Pentatone PTC 5187 355 (4 CDs & Buch)

EAN-Nr.: 8 717306 263559

Michael Tilson Thomas gehört zu den namhaftesten Dirigenten unserer Zeit. Anlässlich seines 80. Geburtstags hat Pentatone eine 4-CD-Edition veröffentlicht, die es ermöglicht, Tilson Thomas nun auch als Komponisten umfassend kennenzulernen.

Am 21. Dezember des vergangenen Jahres feierte Michael Tilson Thomas seinen 80. Geburtstag. Seit den Siebzigerjahren ist der Dirigent bekannt und beliebt – nicht nur in seiner amerikanischen Heimat. Sein Repertoire ist zwar vielfältig, aber auch von konkreten Vorlieben geprägt. Oper gehört nicht dazu, die Musik des Barock auch eher weniger. MTT, wie er von seinen Freunden und Fans genannt wird, hat sich vor allem in der Sinfonik des 20. Jahrhunderts hervorgetan. Besonders die Werke amerikanischer Komponisten haben in Tilson Thomas einen ebenso begeisterten wie hochkompetenten Interpreten gefunden: Er ist bislang der Einzige, der das Gesamtwerk von Carl Ruggles einspielte, seine Ives-Einspielungen zählen zu den besten, die es auf dem Markt gibt, und auch die Musik Aaron Coplands, den er persönlich kannte, zählt zu seinen Spezialitäten: Im Juni 2022 brachte er mit dem Symphonieorchester des Bayerischen Rundfunks im Münchner Herkulessaal Coplands Dritte Symphonie zur umjubelten Aufführung.

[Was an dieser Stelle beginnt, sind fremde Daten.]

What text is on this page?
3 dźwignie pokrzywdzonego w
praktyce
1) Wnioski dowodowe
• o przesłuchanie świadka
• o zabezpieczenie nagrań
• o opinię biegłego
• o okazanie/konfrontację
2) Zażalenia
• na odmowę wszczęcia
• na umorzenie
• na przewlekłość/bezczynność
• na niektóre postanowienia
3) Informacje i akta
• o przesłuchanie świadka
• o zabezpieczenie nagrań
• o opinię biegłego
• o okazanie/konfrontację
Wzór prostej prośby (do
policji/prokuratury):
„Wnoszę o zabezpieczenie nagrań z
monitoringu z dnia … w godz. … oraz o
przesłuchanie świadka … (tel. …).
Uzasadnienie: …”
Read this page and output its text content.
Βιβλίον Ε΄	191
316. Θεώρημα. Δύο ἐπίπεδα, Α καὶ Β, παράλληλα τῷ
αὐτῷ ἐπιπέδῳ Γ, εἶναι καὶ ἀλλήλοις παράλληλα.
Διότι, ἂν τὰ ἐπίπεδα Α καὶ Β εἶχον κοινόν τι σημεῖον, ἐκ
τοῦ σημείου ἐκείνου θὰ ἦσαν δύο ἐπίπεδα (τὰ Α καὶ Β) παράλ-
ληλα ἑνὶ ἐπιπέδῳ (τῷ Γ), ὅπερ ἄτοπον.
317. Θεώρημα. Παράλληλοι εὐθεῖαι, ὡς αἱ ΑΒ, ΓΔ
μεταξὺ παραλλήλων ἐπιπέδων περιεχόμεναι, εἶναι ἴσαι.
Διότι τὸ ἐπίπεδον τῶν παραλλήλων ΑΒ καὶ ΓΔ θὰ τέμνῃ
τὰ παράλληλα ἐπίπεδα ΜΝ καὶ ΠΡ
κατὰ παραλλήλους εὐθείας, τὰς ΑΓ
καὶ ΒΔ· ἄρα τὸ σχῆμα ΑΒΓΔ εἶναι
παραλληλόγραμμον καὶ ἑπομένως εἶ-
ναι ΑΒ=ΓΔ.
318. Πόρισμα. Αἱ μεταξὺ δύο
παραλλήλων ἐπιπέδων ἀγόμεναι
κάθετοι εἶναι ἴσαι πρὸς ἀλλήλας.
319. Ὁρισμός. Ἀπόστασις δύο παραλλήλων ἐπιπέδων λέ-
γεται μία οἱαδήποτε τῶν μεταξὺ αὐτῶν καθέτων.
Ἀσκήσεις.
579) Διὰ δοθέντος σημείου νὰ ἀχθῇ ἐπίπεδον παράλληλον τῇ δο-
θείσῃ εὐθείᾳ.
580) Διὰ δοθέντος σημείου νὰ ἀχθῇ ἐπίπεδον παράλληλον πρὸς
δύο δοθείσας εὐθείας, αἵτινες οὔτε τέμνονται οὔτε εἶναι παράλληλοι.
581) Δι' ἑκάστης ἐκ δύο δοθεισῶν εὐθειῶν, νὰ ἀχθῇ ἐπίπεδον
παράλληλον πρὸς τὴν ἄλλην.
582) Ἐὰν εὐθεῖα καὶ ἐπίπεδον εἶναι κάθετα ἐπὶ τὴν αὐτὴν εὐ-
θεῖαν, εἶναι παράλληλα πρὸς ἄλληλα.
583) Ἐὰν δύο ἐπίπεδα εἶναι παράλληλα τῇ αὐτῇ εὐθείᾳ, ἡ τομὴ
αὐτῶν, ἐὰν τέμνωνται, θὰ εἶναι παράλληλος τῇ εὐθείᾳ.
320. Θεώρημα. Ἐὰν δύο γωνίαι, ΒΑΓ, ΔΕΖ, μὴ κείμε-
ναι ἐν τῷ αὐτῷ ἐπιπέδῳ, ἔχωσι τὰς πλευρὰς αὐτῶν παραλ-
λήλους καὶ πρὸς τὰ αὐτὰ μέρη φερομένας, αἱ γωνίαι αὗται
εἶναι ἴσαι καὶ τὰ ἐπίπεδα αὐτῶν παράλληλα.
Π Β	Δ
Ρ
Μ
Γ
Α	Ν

Leider wurde vor einigen Jahren ein bösartiger Gehirntumor beim Dirigenten festgestellt; nach Behandlungen ist er wiedergekehrt, und so wie es jetzt aussieht, wird MTT Ende April sein Abschiedskonzert mit des San Francisco Symphony Orchestra geben, dem er von 1995 bis 2020 als Chefdirigent vorstand.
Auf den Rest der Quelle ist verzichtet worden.